Part of scalability and portability is the ability to accommodate forthcoming technologies. Today, most RAID vendors use standard SCSI-2 connections to the host computer. An ideal RAID array would allow you to upgrade to Ultra SCSI and later to Fibre Channel.
A RAID array is composed of a set number of drives. These drives appear to the host computer as a single large virtual drive or they can be divided into LUNs. The separate LUNs can be mounted as different file systems on different hosts.
There are two ways to divide a RAID array. Most arrays require you to choose a subset of drives in the array and then a drive for parity (even though the parity may be striped across all of the drives). So, if you want two LUNs in an array of 20 drives, you would have the equivalent of two parity drives and two sets of nine data drives. Some vendors allow you to assign different RAID levels to each LUN.
In this context, the MTI configuration is more manageable than the other arrays we evaluated. The array does not require you to select certain drives for individual LUNs. The GUI allows you to specify any combination of up to nine LUNs. The array controller then balances the I/O across the available drives and ensures the proper redundancy.
Also important is the ability to monitor the status of your array. In a Unix environment, important events should be captured in the SYSLOG or messages file for centralized monitoring. SNMP traps should also be available for more robust monitoring environments.

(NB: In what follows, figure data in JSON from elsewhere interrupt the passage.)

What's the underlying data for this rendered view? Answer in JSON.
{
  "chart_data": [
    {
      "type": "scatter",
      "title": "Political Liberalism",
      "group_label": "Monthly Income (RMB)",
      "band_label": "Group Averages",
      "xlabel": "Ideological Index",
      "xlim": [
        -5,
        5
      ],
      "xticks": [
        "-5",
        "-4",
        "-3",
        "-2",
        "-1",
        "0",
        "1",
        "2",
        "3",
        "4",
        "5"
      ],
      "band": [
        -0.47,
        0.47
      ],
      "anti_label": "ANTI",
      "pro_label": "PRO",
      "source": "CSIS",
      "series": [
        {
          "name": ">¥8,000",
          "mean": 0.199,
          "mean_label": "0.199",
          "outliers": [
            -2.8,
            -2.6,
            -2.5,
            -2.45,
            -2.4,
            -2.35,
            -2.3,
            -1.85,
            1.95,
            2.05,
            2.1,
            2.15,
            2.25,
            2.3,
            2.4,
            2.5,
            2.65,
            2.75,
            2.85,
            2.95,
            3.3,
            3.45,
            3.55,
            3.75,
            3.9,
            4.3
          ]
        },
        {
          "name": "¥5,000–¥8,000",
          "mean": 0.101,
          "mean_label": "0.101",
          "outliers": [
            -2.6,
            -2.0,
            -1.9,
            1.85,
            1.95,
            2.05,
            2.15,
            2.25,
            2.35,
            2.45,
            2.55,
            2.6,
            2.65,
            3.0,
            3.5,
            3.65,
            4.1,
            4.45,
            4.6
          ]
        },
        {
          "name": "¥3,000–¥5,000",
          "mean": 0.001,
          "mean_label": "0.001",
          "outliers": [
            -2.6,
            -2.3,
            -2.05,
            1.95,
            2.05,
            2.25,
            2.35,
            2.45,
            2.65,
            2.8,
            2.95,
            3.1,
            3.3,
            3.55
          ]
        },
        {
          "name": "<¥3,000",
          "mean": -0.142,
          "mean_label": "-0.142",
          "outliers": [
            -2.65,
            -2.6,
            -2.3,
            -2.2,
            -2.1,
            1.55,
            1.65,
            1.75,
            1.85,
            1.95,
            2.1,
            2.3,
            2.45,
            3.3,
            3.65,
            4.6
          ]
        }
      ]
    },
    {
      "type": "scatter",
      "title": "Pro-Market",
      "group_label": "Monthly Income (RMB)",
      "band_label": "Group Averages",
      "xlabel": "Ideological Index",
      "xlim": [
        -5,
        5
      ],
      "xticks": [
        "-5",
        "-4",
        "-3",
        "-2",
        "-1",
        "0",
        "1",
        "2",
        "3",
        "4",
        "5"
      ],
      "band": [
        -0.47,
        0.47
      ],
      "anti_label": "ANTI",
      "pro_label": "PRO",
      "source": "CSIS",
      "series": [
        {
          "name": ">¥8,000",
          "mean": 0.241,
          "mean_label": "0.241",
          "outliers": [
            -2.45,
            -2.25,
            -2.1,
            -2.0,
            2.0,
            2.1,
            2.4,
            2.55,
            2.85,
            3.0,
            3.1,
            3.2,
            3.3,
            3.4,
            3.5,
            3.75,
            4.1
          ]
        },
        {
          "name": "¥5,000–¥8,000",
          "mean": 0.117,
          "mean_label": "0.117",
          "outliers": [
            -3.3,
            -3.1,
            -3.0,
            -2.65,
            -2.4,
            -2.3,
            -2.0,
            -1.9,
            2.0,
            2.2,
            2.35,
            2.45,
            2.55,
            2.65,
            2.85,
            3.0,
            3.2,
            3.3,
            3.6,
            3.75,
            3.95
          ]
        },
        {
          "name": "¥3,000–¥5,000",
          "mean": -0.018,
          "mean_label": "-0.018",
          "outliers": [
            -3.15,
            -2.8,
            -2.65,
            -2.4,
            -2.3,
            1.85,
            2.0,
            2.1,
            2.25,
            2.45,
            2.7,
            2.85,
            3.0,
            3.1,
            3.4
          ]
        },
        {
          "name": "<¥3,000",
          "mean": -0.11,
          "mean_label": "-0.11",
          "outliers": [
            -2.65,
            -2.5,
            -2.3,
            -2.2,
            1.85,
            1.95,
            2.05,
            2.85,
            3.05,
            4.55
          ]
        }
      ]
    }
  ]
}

These features are important because the quicker a drive is hot-swapped when a drive fails, the quicker the system returns to normal.
Most vendors have a feature called "hot spare" that dedicates a drive that is automatically switched into the array when a drive fails. The array then starts rebuilding the contents of the failed drive on the "hot spare" without waiting for the failed drive to be removed and replaced. Since it may not be possible to swap disks right away in an unattended environment, this feature helps shorten the length of time that the array is vulnerable to a second drive failure. "Hot spares" may need to be dedicated to each LUN. Some suppliers offer a "global hot spare" that can be used automatically by any LUN, reducing the number (and cost) of hot spares.
At the time this article was written, Edwin E. Lehr was the Oracle database administrator and Christopher Schultz was the Unix system administrator at a major bank in eastern U.S. The bank has since been acquired. Lehr is now a principal consultant at Oracle and Schultz is a systems engineer at Silicon Graphics.